Per sottolineare l’esemplarità di una città come la Palermo medievale rispetto alla validità del confronto fra culture, è utile ricordare ciò che scrive lo storico Ernst Kantorowicz nella sua biografia di Federico II di Svevia. L’immagine suggestiva del personaggio, definito “signore universale”, è messa in luce con la sua formazione, che esprime una visione del mondo di grande respiro e di grande rispetto verso popoli, i più diversi e con le loro fedi religiose.
Scrive Kantorowicz:
Di fronte alle logiche di esclusione e discriminazione, di pattugliamenti militari e contro i sovranismi, la chiusura dei porti e il respingimento degli immigrati, la lezione della storia del Mediterraneo è preziosa: perché noi, oggi, rischiamo di rimuovere dai nostri valori la millenaria legge del mare «che impone il salvataggio senza preoccuparci del passaporto di chi sta affogando» e che ci fa vedere troppo tardi la pagella che una mamma premurosa ha cucito all’interno della giacca del suo bimbo prima di farlo partire. Non dimentichiamo di aggiungere che dagli episodi del Mediterraneo impariamo anche che chi fugge da guerre e da fame è dotato di una forte personalità, non è un rinunciatario, non si piega alla rassegnazione. Più forti del rischio di rimpatrio, i migranti sopportano incredibili umiliazioni, e paradossalmente rischiano di morire in un mare dove è cominciata la civiltà, liquido amniotico dove si è costruita la nostra storia.

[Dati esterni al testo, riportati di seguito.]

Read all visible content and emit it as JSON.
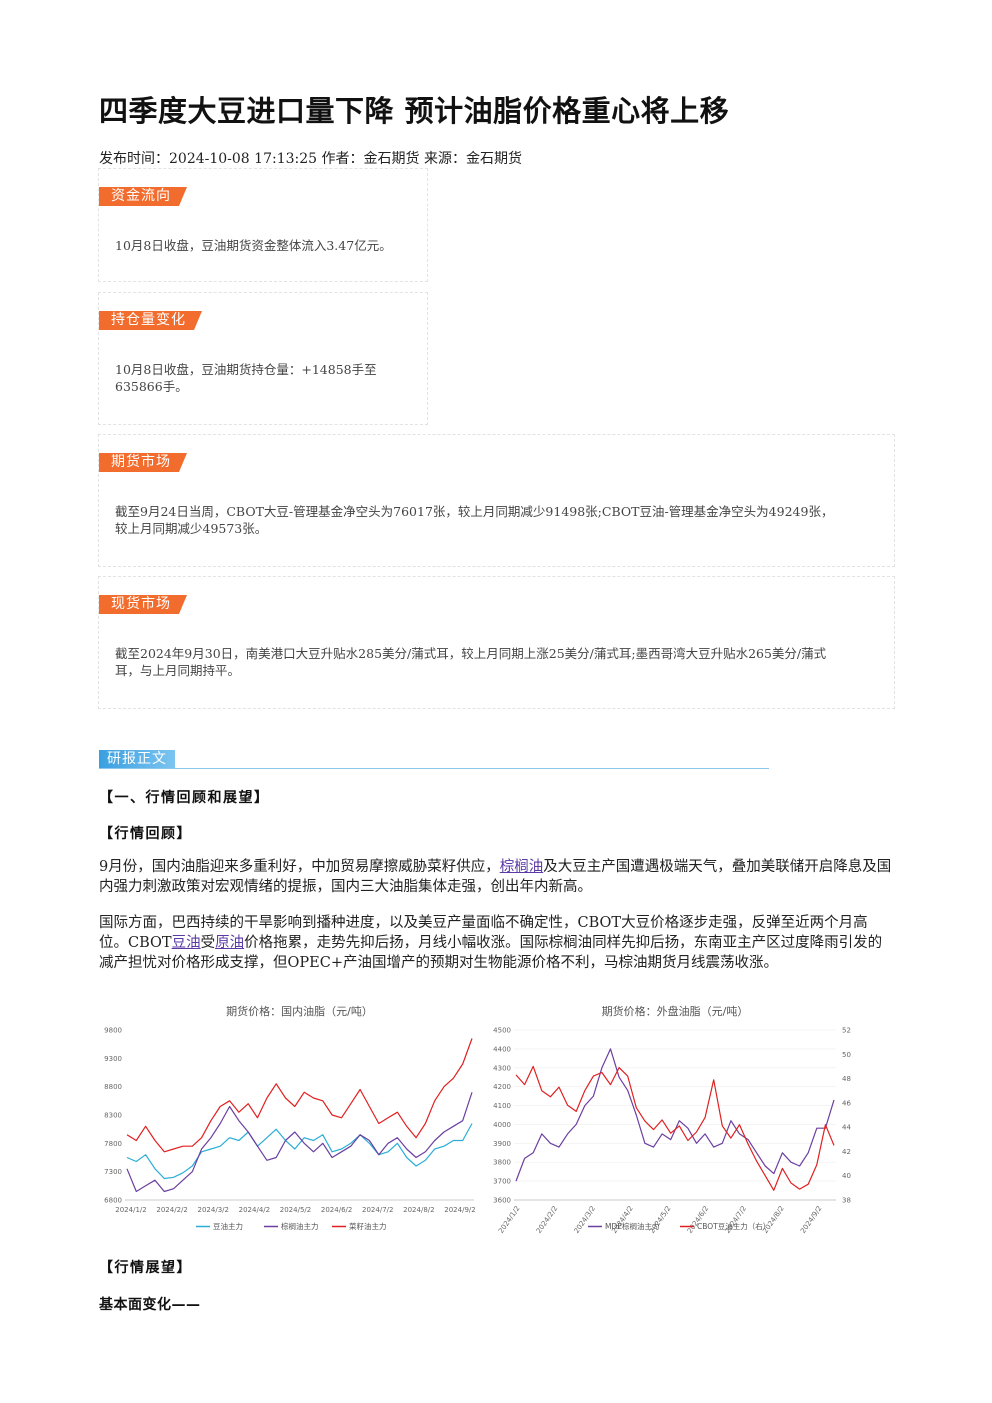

Tutte queste cose, si potrebbe dire, sono note, ma è utile ricordarle per evitare di sorprenderci ogni volta che i flussi di migranti ci vengono presentati come invasioni. Gli antichi dicevano: «nel mare non si ara né si semina; l’unico seme che vi attecchisce è la guerra», ma non è vero: sulle tolde delle navi non si è fatta solo la guerra, ci si è scannati, è vero, ma ci si è anche confrontati, mescolati, contaminati. Sulle tolde delle navi si ha l’esempio – in microcosmo – di quel che avviene nella società: perché il Mediterraneo è il luogo dove si sono combinate e scontrate idee e progetti, il luogo dove gli uomini – e le donne – hanno costruito, insieme, i loro mondi.